Implementing graph representations like adjacency matrices, adjacency lists, and edge lists can be tricky in real-world situations. This is because real-world data can be quite complicated. Real-world graphs can be huge, with millions of points (or nodes) and connections (or edges). The way we choose to represent these graphs can really affect how well they work and how easy they are to use.

Let’s start with space efficiency. An adjacency matrix uses a lot of space: it needs $O(V^2)$, where $V$ is the number of vertices. This can be a waste, especially for sparse graphs, where there aren't many edges compared to the total number of possible edges. On the other hand, an adjacency list takes up less space, based on the actual number of edges: it only needs $O(E)$. Picking the wrong way to represent a graph can mean wasting memory or making things slower.

Now, let’s talk about time complexity. This is about how long it takes to do certain tasks. For example, checking if there’s a connection between two nodes takes $O(1)$ time with an adjacency matrix, but it takes $O(V)$ time with an adjacency list because you have to look through the list. On the flip side, finding all the edges is faster with an adjacency list: that takes $O(E)$, while with an adjacency matrix, it takes $O(V^2)$. This means you have to think about what tasks you will do the most in your application so you can choose the best representation.

Another point to consider is that graphs can change. You might need to add or remove nodes and edges. An adjacency list usually handles these changes better because adding or removing items just requires changing some pointers. But with an adjacency matrix, you might need to resize it, which can slow things down. If your graph changes a lot, this could be a problem.

There are also algorithm considerations. Different graph representations can lead to different complexities when running algorithms like Dijkstra's or Depth-First Search (DFS). For instance, BFS works better with an adjacency list, while using an adjacency matrix could slow it down because of extra steps involved.
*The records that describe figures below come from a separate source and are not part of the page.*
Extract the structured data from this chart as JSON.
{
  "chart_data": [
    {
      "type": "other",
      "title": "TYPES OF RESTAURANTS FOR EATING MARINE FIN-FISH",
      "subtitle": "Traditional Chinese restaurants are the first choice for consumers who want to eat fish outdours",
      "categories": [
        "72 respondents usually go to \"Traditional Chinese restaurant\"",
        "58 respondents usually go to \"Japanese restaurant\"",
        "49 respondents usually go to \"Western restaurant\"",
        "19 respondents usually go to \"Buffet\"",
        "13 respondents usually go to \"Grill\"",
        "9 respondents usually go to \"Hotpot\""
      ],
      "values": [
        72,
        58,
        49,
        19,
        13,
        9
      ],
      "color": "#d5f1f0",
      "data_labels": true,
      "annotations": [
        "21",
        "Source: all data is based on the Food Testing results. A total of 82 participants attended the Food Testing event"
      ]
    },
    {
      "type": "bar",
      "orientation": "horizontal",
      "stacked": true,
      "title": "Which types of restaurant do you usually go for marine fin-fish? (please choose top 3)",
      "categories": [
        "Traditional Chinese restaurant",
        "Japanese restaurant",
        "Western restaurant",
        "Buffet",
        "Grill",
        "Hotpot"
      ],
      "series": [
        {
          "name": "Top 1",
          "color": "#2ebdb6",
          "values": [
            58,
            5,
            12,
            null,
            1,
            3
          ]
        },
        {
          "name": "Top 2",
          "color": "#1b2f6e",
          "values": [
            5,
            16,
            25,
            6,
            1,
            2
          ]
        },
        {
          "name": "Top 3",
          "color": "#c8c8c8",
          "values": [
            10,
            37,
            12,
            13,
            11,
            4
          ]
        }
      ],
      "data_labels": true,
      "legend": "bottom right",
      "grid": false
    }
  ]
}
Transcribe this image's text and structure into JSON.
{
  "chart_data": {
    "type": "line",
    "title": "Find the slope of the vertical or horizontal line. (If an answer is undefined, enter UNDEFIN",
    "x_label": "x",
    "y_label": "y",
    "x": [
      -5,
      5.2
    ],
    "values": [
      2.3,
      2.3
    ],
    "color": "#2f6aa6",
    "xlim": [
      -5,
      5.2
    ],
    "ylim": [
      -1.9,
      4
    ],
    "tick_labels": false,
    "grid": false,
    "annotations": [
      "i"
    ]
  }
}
Lastly, real-world data can have noise or problems that don't fit well with these representations. If there are outliers or missing data, you might need to do extra work to prepare the data before using it, which can make things even more complicated.

In summary, picking the right way to represent a graph is important—it’s not just an academic task. You need to really understand what your application needs, what the data is like, and what limits you might face. Finding a balance between efficiency, flexibility, and performance is key to making sure your system can handle the complexities of real-world graph data.